Cette volonté de profiter d’une « fenêtre d’opportunité » considérée comme favorable s’accompagne d’un discret calcul électoral : il vaut mieux lancer un tel raid avant l’élection présidentielle américaine qu’après. Vivement critiqué par ses concurrents républicains qui lui reprochent sa faiblesse à l’égard de Téhéran, Barack Obama ne peut pas prendre le risque, pendant la durée de la campagne, de s’opposer ouvertement à une intervention israélienne en Iran. En revanche, s’il est réélu, il sera en position de force face à Benjamin Netanyahou.

Tout incite donc les Israéliens à précipiter leur action. L’intransigeance de Téhéran, qui n’a cessé de se dérober aux contrôles de l’Agence internationale de l’énergie atomique, pourrait les pousser à renouveler dans les prochaines semaines en Iran le geste qu’ils ont accompli il y a trente ans en Irak lorsqu’ils ont détruit le réacteur nucléaire d’Osirak, près de Bagdad.

Existe-t-il une autre voie pour convaincre les Iraniens de renoncer à l’arme nucléaire ? Oui, répondent les dirigeants des Etats-Unis et de l’Union européenne, qui plaident pour un alourdissement des sanctions contre la République islamique. C’est le seul moyen, disent-ils, de l’amener à résipiscence. Après les Américains, les Européens viennent ainsi de décider un embargo sur le pétrole iranien, tandis que Barack Obama aggravait les sanctions financières contre Téhéran. Sans doute faudra-t-il du temps pour que cette politique porte ses fruits mais le régime des ayatollahs est d’ores et déjà affaibli. Contesté de l’intérieur, il est de plus en critiqué à l’extérieur, en particulier dans le monde arabe.

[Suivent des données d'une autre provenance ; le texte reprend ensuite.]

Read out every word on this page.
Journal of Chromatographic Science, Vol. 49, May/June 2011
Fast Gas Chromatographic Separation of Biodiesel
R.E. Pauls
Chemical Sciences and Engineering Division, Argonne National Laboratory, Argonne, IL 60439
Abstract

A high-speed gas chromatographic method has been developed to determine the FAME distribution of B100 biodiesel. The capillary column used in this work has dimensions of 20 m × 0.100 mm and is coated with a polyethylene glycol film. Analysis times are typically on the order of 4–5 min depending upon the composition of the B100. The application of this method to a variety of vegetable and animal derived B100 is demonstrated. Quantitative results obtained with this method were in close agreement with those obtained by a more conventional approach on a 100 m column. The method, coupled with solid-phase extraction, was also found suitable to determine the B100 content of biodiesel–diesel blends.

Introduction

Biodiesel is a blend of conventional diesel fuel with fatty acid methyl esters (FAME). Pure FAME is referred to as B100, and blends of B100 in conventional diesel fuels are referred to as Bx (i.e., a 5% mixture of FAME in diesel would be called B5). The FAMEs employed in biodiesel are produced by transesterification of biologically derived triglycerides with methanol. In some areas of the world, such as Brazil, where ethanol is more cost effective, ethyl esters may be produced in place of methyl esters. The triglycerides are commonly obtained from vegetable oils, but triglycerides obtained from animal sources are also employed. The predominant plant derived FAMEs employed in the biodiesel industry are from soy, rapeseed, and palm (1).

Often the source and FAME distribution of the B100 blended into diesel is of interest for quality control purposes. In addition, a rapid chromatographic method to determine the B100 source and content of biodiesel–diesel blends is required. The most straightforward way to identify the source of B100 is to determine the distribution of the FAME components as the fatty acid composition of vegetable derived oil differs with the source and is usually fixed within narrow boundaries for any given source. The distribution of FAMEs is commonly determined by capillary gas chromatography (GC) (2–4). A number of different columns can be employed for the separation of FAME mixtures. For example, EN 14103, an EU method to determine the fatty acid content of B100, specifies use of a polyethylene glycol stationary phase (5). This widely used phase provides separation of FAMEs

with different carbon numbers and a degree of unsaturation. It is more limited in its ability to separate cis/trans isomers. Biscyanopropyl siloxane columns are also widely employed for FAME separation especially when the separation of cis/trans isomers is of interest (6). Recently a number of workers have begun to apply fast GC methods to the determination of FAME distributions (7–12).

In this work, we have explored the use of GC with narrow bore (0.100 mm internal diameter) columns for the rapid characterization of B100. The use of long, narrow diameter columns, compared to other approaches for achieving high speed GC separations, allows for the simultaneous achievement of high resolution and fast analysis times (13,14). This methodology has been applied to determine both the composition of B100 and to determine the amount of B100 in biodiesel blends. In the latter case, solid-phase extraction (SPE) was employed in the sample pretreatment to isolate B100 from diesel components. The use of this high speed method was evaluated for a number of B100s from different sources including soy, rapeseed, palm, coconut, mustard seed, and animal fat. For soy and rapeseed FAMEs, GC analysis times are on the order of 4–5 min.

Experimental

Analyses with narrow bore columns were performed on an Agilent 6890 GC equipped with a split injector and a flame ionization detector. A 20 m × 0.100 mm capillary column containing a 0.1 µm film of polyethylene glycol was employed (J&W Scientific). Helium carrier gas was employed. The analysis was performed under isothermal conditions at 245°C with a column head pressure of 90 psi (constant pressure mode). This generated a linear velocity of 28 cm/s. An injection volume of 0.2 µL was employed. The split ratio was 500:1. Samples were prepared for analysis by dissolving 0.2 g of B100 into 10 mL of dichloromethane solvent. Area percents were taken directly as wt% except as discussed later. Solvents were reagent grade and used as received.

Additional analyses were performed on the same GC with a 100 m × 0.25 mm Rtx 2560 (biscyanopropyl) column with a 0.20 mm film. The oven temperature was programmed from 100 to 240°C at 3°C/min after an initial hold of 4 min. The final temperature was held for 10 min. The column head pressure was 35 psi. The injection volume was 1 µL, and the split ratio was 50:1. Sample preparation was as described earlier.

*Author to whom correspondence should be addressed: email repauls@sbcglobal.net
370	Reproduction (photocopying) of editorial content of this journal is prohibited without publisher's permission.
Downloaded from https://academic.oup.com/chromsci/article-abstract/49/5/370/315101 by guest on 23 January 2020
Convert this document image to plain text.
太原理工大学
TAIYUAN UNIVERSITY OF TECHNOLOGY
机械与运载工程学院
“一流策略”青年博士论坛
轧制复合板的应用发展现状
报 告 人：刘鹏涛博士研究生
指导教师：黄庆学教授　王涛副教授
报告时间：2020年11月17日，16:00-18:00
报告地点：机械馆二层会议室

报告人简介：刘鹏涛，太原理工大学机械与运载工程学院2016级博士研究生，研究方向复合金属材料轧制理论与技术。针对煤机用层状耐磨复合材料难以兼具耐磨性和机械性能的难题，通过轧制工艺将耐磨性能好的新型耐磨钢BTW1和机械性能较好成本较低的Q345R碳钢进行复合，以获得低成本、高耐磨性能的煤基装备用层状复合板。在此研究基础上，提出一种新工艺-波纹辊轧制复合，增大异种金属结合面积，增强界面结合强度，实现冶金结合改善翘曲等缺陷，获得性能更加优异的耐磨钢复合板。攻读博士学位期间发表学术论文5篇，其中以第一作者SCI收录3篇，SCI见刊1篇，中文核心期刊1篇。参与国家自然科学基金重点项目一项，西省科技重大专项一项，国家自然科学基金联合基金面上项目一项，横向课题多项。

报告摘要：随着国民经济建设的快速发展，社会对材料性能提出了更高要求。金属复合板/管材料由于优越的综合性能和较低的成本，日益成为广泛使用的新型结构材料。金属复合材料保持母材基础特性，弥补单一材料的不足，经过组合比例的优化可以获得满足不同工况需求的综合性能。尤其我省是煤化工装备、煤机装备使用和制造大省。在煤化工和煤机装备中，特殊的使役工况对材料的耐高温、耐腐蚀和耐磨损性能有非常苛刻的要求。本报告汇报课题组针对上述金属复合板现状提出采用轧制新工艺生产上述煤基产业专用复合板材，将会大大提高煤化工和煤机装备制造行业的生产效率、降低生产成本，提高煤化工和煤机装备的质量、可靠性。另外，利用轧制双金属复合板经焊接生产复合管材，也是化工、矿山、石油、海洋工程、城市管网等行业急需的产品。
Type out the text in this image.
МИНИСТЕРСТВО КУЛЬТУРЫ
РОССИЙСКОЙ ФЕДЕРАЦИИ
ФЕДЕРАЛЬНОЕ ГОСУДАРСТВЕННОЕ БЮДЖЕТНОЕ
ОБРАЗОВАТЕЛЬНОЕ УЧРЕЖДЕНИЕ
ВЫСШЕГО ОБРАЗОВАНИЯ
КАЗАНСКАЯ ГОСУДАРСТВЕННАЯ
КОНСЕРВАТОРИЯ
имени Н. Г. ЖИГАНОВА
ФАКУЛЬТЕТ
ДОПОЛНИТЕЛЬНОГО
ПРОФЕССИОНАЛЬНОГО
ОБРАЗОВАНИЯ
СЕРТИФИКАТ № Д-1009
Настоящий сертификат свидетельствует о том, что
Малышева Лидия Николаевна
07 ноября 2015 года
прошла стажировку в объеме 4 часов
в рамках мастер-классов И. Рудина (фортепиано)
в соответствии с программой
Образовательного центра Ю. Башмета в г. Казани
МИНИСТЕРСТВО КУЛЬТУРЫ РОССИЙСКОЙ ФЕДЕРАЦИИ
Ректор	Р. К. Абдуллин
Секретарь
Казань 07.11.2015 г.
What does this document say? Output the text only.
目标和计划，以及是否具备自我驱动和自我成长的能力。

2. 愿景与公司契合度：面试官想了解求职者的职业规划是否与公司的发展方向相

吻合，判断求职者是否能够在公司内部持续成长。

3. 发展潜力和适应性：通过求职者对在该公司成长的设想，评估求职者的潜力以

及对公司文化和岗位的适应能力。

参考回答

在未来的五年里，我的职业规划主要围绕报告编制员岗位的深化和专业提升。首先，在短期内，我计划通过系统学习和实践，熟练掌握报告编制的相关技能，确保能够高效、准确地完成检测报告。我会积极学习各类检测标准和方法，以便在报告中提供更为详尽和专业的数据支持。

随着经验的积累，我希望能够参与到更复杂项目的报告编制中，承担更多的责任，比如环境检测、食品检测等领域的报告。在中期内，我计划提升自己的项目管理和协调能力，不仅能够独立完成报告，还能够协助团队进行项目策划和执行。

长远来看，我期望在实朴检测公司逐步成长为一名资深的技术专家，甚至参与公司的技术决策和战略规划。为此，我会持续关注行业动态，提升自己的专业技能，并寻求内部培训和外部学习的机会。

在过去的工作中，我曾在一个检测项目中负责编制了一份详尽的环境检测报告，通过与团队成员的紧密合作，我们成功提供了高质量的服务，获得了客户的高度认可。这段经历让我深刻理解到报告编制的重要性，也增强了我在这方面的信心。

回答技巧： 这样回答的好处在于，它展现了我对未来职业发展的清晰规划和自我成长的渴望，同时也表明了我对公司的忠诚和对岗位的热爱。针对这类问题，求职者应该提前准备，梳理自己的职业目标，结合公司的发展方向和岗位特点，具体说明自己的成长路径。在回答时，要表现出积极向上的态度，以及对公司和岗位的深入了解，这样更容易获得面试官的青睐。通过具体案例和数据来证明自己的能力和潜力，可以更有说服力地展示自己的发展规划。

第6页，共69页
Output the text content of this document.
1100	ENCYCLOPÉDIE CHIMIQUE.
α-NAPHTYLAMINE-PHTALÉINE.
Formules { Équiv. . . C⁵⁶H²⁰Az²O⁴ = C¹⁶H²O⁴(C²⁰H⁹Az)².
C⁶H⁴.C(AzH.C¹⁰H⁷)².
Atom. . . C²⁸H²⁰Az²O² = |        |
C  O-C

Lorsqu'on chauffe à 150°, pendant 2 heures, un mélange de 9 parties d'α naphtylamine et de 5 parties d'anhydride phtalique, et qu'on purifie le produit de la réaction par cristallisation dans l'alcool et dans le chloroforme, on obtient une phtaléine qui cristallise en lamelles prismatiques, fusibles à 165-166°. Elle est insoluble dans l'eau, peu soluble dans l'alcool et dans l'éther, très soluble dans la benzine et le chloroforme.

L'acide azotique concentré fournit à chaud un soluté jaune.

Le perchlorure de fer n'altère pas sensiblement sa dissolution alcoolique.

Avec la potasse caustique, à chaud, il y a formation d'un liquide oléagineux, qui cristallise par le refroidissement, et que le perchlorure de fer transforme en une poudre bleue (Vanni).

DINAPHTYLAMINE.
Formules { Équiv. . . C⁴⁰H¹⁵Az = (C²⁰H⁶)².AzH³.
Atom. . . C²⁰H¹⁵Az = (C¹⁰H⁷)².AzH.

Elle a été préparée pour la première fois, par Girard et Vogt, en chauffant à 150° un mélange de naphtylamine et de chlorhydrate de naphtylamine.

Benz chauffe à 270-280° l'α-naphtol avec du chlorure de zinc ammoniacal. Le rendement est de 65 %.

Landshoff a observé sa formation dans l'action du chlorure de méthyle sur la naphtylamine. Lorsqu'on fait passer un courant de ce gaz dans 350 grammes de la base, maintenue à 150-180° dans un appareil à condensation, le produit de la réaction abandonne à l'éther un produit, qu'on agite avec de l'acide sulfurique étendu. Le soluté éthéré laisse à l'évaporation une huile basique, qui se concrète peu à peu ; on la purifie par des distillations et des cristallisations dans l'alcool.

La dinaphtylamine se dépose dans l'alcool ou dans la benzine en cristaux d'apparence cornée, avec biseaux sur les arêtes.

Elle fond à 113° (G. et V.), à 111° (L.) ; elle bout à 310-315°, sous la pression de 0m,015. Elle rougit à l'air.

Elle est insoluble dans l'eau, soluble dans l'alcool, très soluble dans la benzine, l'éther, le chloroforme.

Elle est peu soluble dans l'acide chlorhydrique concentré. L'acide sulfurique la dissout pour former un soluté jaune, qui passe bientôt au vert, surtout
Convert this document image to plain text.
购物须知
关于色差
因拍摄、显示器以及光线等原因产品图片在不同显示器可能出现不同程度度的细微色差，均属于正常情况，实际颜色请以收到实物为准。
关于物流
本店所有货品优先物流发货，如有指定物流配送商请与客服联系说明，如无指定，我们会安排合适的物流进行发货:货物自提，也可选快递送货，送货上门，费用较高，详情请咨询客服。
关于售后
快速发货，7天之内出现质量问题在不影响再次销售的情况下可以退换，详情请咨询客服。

Il ne s’agit plus seulement de combattre le programme nucléaire iranien, au nom de la lutte contre la prolifération, mais bel et bien de porter atteinte à l’économie du pays. A terme, l’espoir inavoué des Occidentaux est sans doute de provoquer le renversement du régime, bien que le programme nucléaire fasse l’objet d’un large consensus en Iran. Rien ne permet d’affirmer avec certitude que Téhéran finira par céder aux pressions de la communauté internationale. Mais le pari vaut d’être tenté. Il paraît préférable de donner une chance à la politique des sanctions, même si elle demande de la patience, que d’ouvrir la porte à une épreuve de force dont l’issue reste imprévisible.